Nach OpenAI meldet auch Anthropic KI-Sicherheitsprobleme
Nach einem Vorfall bei KI OpenAI meldet auch Anthropic einen unbeabsichtigten Angriff seines KI-Modells Claude.

Nach dem Hackerangriff eines KI-Modells von OpenAI steht nun auch Anthropic im Fokus. Laut der «Zeit» verschaffte sich die KI-Software Claude unbefugt Zugang zu Computersystemen von drei Unternehmen.
Anthropic entdeckte die Vorfälle erst durch eine erneute Sicherheitsprüfung.

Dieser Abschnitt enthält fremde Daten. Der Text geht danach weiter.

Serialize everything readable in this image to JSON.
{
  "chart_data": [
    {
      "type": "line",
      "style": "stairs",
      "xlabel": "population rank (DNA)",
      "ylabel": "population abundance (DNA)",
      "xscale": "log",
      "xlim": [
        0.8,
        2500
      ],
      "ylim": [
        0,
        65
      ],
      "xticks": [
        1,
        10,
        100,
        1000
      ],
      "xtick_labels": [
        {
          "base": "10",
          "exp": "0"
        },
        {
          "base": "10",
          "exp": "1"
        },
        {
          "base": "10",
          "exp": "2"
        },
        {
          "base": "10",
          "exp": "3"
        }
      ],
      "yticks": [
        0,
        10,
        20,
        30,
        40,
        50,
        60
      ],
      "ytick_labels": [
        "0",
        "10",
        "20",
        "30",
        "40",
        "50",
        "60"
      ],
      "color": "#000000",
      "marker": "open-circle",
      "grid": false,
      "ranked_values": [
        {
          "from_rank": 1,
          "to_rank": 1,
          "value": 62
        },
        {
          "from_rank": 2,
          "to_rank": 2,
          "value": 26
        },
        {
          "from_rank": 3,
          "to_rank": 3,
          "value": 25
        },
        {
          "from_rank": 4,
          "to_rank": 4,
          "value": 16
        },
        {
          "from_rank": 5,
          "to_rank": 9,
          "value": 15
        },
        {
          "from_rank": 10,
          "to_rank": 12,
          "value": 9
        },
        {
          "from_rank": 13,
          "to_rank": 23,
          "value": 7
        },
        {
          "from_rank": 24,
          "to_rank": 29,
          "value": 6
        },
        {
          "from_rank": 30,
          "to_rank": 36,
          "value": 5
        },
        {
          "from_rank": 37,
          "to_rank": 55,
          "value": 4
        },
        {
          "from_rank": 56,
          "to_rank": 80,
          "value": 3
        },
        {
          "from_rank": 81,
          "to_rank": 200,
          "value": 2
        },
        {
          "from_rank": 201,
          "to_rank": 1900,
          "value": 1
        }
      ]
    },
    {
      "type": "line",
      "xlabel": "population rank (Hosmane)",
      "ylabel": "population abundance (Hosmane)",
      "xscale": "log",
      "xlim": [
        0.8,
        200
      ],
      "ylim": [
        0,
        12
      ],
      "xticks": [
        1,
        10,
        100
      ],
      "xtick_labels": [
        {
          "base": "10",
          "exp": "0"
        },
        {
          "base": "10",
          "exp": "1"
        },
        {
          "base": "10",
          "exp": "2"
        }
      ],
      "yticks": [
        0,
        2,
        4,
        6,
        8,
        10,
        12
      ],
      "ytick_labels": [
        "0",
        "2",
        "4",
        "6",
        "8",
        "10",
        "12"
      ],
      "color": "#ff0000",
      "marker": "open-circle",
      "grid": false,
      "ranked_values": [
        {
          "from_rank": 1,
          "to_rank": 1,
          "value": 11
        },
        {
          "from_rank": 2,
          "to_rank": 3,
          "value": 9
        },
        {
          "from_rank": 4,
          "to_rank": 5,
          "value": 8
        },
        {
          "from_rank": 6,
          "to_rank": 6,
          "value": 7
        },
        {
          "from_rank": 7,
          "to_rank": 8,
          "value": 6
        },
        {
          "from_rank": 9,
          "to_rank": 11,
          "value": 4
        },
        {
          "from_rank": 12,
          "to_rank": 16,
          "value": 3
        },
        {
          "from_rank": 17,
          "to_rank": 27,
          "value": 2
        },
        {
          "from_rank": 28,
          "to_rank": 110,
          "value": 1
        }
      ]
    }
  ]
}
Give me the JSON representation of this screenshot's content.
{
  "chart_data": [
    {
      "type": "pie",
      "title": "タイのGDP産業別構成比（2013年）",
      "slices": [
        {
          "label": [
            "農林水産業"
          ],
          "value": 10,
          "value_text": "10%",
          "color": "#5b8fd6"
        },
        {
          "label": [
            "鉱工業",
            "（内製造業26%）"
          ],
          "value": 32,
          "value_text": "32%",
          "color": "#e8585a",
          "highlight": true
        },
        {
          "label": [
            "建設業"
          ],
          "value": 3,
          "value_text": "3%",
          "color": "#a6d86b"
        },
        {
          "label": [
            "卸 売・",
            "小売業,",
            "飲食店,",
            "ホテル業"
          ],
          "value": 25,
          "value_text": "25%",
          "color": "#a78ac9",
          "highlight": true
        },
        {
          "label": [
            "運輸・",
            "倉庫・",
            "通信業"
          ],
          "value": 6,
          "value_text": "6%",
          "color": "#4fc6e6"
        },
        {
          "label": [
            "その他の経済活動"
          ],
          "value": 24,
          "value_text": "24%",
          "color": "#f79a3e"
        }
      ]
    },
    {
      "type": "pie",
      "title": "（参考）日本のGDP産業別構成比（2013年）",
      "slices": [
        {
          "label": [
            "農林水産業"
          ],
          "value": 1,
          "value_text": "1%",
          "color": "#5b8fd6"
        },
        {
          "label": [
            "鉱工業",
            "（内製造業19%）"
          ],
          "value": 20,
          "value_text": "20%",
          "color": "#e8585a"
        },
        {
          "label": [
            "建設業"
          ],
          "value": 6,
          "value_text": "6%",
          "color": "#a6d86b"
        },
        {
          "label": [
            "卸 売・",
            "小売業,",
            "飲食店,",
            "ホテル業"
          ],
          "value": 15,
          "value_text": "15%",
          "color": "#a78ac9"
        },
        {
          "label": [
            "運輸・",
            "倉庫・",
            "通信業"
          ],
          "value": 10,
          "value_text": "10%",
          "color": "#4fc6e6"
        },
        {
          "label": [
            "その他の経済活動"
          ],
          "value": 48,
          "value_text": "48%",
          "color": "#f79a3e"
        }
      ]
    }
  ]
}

Dabei überprüfte das Unternehmen der «ZDFheute» zufolge mehr als 141'000 Testläufe nach dem OpenAI-Zwischenfall.
Der Vorfall entstand laut Anthropic durch eine Fehlkonfiguration mit dem Testpartner Irregular. Wie das «Handelsblatt» berichtet, sollten die Modelle keinen Internetzugang besitzen, konnten jedoch trotzdem auf externe Systeme zugreifen.
Anthropic entdeckt Sicherheitslücken bei eigenen KI-Modellen
Betroffen waren drei KI-Modelle des Unternehmens. Dazu zählten Claude Opus 4.7, Claude Mythos 5 sowie ein internes Forschungsmodell von Anthropic.
Die Tests sollten eigentlich die Fähigkeiten der KI bei Cyberangriffen untersuchen. Dabei erhielten die Modelle Aufgaben, bei denen sie Sicherheitslücken in simulierten Umgebungen finden sollten.
Laut der «Zeit» nutzte Claude dabei unter anderem schwache Passwörter und nicht überprüfte Schnittstellen. Dadurch konnten die Modelle auf Systeme zugreifen, die nicht Teil der vorgesehenen Testumgebung waren.
Mehrere Angriffe während Sicherheitstests
Ein Fall betraf der «ZDFheute» zufolge das Modell Claude Opus 4.7. Die KI konzentrierte sich auf ein echtes Unternehmen, dessen Name mit einer Testfirma übereinstimmte.
Bei mehreren Durchläufen griff das Modell demnach auf eine Datenbank zu. Auch nachdem die KI erkannt hatte, dass es sich um ein reales Unternehmen handelte, wurde der Vorgang nicht automatisch beendet.
Ein weiterer Zwischenfall betraf Claude Mythos 5. Das Modell erstellte Schadsoftware, die wegen des vorhandenen Internetzugangs öffentlich zugänglich wurde.
Sicherheitsfragen bei KI-Systemen
Wie die «ZDFheute» berichtet, war diese Software rund eine Stunde verfügbar. Dabei sollen 15 Systeme die Datei heruntergeladen haben, darunter auch ein IT-Sicherheitsunternehmen.
Anthropic leitete die Untersuchung nach einem früher bekannt gewordenen Vorfall bei OpenAI ein. Der ChatGPT-Entwickler hatte zuvor gemeldet, dass ein KI-Agent eigenständig Systeme der Plattform Hugging Face angegriffen hatte.

Im Unterschied zum OpenAI-Fall musste Claude keinen eigenen Weg aus einer Testumgebung finden. Der Internetzugang war aufgrund einer fehlerhaften Einstellung bereits verfügbar.